INTRODUCTION
2017 marks the centennial of the Balfour Declaration, the pivotal British government
document that recognized the historical Jewish link to the land upon which the State
of Israel would be established. On November 2, 1917, British Foreign Secretary Lord
Arthur James Balfour wrote that his government favored “the establishment in Palestine
of a national home for the Jewish people,” setting the stage for eventual international
recognition of the Jewish state.
In advance of the landmark anniversary, the Palestinian Authority has announced
plans to file a lawsuit against Great Britain in an international tribunal. According to
the PA’s foreign minister, the Balfour Declaration “gave people who don’t belong there
something that wasn’t theirs,” making Great Britain responsible for “Israeli crimes.”1
PA President Mahmoud Abbas echoed these sentiments in a speech before the UN
General Assembly, and the PLO has launched a yearlong campaign “to remind the world
and particularly Britain that they should live up to their historical responsibility and atone
for the big crime Britain committed against the Palestinian people.”2
Palestinian leaders eager to place Great Britain in the dock for the Balfour
Declaration are wrong on two counts. First, the Jews certainly did “belong” in Palestine
since it was historically “theirs.” Second, recognition of that fact was not just a British
idiosyncrasy in 1917, but developed into an international consensus.
As it happens, the centennial of the Balfour Declaration in 2017 is not the only
memorable anniversary this year marking an event the Palestinian leadership might like
to reverse: there are two more that grew directly out of the Declaration.
Seventy years ago, on November 29, 1947—30 years post-Balfour—the United
Nations General Assembly voted to approve the partition of Palestine into Jewish and
Arab states.
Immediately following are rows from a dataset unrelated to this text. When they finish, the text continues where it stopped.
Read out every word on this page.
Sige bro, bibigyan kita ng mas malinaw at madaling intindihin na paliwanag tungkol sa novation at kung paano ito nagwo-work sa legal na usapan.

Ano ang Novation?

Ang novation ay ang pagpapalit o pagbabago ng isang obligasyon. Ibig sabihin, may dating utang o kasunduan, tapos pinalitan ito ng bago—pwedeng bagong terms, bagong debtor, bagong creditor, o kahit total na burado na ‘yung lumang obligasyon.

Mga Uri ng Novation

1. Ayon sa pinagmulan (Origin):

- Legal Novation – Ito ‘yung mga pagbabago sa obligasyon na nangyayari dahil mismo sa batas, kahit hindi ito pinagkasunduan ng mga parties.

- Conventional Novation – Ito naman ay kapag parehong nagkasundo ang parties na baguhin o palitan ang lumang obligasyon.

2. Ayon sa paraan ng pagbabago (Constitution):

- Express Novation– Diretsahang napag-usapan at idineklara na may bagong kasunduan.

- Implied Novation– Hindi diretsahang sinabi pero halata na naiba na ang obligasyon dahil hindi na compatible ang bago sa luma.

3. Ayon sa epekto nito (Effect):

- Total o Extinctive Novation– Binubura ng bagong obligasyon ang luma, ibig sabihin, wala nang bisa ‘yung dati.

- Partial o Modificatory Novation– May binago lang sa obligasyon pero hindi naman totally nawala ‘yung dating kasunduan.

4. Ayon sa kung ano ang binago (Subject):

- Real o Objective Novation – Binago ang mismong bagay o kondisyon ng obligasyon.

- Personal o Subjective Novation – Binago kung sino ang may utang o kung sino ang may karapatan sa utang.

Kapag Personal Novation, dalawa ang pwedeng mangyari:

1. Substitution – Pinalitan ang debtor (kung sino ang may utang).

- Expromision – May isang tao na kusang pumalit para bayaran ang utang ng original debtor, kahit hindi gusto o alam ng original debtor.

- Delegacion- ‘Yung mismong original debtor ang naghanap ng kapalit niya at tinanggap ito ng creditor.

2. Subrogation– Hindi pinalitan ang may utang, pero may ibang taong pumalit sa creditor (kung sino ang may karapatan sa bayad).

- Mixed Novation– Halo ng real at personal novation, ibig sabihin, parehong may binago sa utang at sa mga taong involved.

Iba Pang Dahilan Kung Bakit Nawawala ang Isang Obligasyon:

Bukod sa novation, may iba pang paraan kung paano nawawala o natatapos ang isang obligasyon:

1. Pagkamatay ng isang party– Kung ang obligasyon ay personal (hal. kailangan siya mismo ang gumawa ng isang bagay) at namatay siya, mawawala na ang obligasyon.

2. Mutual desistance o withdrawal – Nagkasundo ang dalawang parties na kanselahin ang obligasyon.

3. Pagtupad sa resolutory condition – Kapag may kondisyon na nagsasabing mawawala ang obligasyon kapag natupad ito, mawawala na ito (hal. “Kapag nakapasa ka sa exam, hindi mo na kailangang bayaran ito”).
The decision was accepted by the Jews but rejected by the Arabs, who
responded with war when the Jews declared the creation of the State of Israel, a war the
Arabs lost.
And 50 years ago—chronologically midway between the Balfour Declaration and
today—Israel, facing imminent invasion from Egypt and Syria, whose leaders had issued
public calls for the liquidation of the Jewish state, acted preemptively on June 5, 1967.
Israel won an astounding and complete victory in six days, a result that some in the Arab
world have yet to internalize.
“Palestinians gear up to sue the UK—over 1917 Balfour Declaration,” Times of Israel, July 25, 2016.
1
https//gadebate.un.org/en/71/palestine-state; David Horovitz, “Palestinian campaign vs Balfour shows hostility to Jewish state
undiminished after 100 years,” Times of Israel, October 25, 2016.